# October Kenpo Camp



## Datu Tim Hartman (Aug 30, 2001)

October 26th-28th, AMERICAN KARATE STUDIO Presents the: 8th Annual Fall Fling Karate Camp 2001. Huk Planas 9th, Frank Trejo 9th, Lee Wedlake 8th, Sean Kelley 6th, Zack Whitson 5th, Carl Meeks, and Special Guest Ed Parker, Jr. Camp Fee Including Banquet $109.00 before October 15th or $129.00 up to the day of the event. To Register for Camp: CALL: 215-361-CHOP (2467) 

*The Renegade*


----------



## GouRonin (Aug 31, 2001)

I plan on being there too. I hope to see as many Kenpoists as possible. Plus I want to get some work in with Mr. Hartman or failing that that damn "Renegade" will have to suffice.


----------



## Datu Tim Hartman (Aug 31, 2001)

That's Mr. Renegade to you!!!


----------



## GouRonin (Aug 31, 2001)

Hey, you stay in your little section of this board and I'll stay in mine.  

Cappi was all excited as this will be the first camp he gives with his new promotion.

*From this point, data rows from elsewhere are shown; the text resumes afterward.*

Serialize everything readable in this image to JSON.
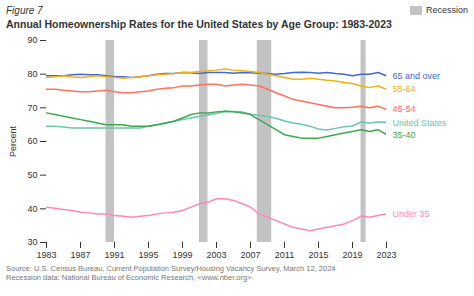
{
  "chart_data": {
    "type": "line",
    "title": "Annual Homeownership Rates for the United States by Age Group: 1983-2023",
    "annotations": [
      "Figure 7",
      "Source: U.S. Census Bureau, Current Population Survey/Housing Vacancy Survey, March 12, 2024\nRecession data: National Bureau of Economic Research, <www.nber.org>"
    ],
    "ylabel": "Percent",
    "x": [
      1983,
      1984,
      1985,
      1986,
      1987,
      1988,
      1989,
      1990,
      1991,
      1992,
      1993,
      1994,
      1995,
      1996,
      1997,
      1998,
      1999,
      2000,
      2001,
      2002,
      2003,
      2004,
      2005,
      2006,
      2007,
      2008,
      2009,
      2010,
      2011,
      2012,
      2013,
      2014,
      2015,
      2016,
      2017,
      2018,
      2019,
      2020,
      2021,
      2022,
      2023
    ],
    "series": [
      {
        "name": "65 and over",
        "label_y": 79.5,
        "values": [
          79.5,
          79.5,
          79.5,
          79.8,
          80.0,
          79.8,
          79.8,
          79.5,
          79.2,
          79.2,
          79.0,
          79.2,
          79.5,
          80.0,
          80.2,
          80.2,
          80.5,
          80.4,
          80.2,
          80.5,
          80.5,
          80.5,
          80.3,
          80.5,
          80.4,
          80.3,
          80.2,
          80.0,
          80.2,
          80.5,
          80.6,
          80.5,
          80.3,
          80.5,
          80.2,
          80.0,
          79.5,
          80.0,
          80.0,
          80.5,
          79.5
        ]
      },
      {
        "name": "55-64",
        "label_y": 75.5,
        "values": [
          79.0,
          79.2,
          79.5,
          79.2,
          79.0,
          79.2,
          79.5,
          79.2,
          79.0,
          78.8,
          79.0,
          79.2,
          79.5,
          79.8,
          80.0,
          80.2,
          80.5,
          80.5,
          80.8,
          81.0,
          81.2,
          81.5,
          81.2,
          81.0,
          80.8,
          80.5,
          80.0,
          79.5,
          79.0,
          78.5,
          78.5,
          78.8,
          78.5,
          78.2,
          78.0,
          77.5,
          77.2,
          76.5,
          76.0,
          76.5,
          75.5
        ]
      },
      {
        "name": "45-54",
        "label_y": 69.5,
        "values": [
          75.5,
          75.5,
          75.2,
          75.0,
          74.8,
          74.8,
          75.0,
          75.2,
          74.8,
          74.5,
          74.5,
          74.8,
          75.0,
          75.5,
          75.8,
          76.0,
          76.5,
          76.5,
          76.8,
          77.0,
          77.0,
          76.5,
          76.8,
          77.0,
          76.8,
          76.5,
          75.5,
          74.5,
          73.5,
          72.5,
          72.0,
          71.5,
          71.0,
          70.5,
          70.0,
          70.0,
          70.2,
          70.5,
          70.0,
          70.5,
          69.5
        ]
      },
      {
        "name": "United States",
        "label_y": 65.5,
        "values": [
          64.5,
          64.5,
          64.3,
          64.0,
          64.0,
          64.0,
          64.0,
          64.0,
          64.0,
          64.0,
          64.0,
          64.0,
          64.5,
          65.0,
          65.5,
          66.0,
          66.5,
          67.0,
          67.5,
          67.9,
          68.3,
          69.0,
          68.9,
          68.8,
          68.1,
          67.8,
          67.4,
          66.9,
          66.1,
          65.5,
          65.1,
          64.5,
          63.7,
          63.4,
          63.9,
          64.4,
          64.6,
          65.8,
          65.5,
          65.8,
          65.7
        ]
      },
      {
        "name": "35-40",
        "label_y": 62.0,
        "values": [
          68.5,
          68.0,
          67.5,
          67.0,
          66.5,
          66.0,
          65.5,
          65.0,
          65.0,
          65.0,
          64.5,
          64.5,
          64.5,
          65.0,
          65.5,
          66.0,
          67.0,
          68.0,
          68.5,
          68.5,
          68.8,
          69.0,
          68.8,
          68.5,
          68.0,
          66.5,
          65.0,
          63.5,
          62.0,
          61.5,
          61.0,
          61.0,
          61.0,
          61.5,
          62.0,
          62.5,
          63.0,
          63.5,
          63.0,
          63.5,
          62.0
        ]
      },
      {
        "name": "Under 35",
        "label_y": 38.5,
        "values": [
          40.5,
          40.2,
          39.8,
          39.5,
          39.0,
          38.8,
          38.5,
          38.5,
          38.0,
          37.8,
          37.5,
          37.8,
          38.0,
          38.5,
          38.8,
          39.0,
          39.5,
          40.5,
          41.5,
          42.0,
          43.0,
          43.0,
          42.5,
          41.5,
          40.5,
          38.5,
          37.5,
          36.5,
          35.5,
          34.5,
          34.0,
          33.5,
          34.0,
          34.5,
          35.0,
          35.5,
          36.5,
          37.8,
          37.5,
          38.0,
          38.5
        ]
      }
    ],
    "bands": {
      "name": "Recession",
      "color": "#888888",
      "periods": [
        [
          1990,
          1991
        ],
        [
          2001,
          2002
        ],
        [
          2007.8,
          2009.5
        ],
        [
          2020,
          2020.6
        ]
      ]
    },
    "xlim": [
      1983,
      2023
    ],
    "ylim": [
      30,
      90
    ],
    "xticks": [
      1983,
      1987,
      1991,
      1995,
      1999,
      2003,
      2007,
      2011,
      2015,
      2019,
      2023
    ],
    "yticks": [
      30,
      40,
      50,
      60,
      70,
      80,
      90
    ],
    "grid": false,
    "legend": "upper right"
  }
}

P.S. - remember to bring a jock this time. There will be no excuses. What is with these stick guys and not wearing jocks?


----------



## Datu Tim Hartman (Sep 1, 2001)

I see how it is. I get my yellow belt so you have to get one too!!! Listen why don't you just stick to your Canpo and leave me alone!!

The Renegade


----------



## GouRonin (Sep 1, 2001)

Canpo?!

Why must you knife guys always stab people in the back and twist it in? Huh?! Oh man...you KNOW I don't do that sheet and yet you always bring it up. 

In case you didn't notice this is the Kenpo section you weiner! Next thing you know you'll be siccing those 2 monsterous thugs you call dogs on me again in my sleep!

Of course I got my yellow belt. I'm just following in your good footsteps! Of course my yellow belt isn't quite as "round" as yours is oh mighty pudgy one. Heh heh heh...

Speaking of Kenpo variations I suppose I should keep on topic here. What do people think of changing traditional Kenpo material to suit personal use and then teaching that new system to others?


----------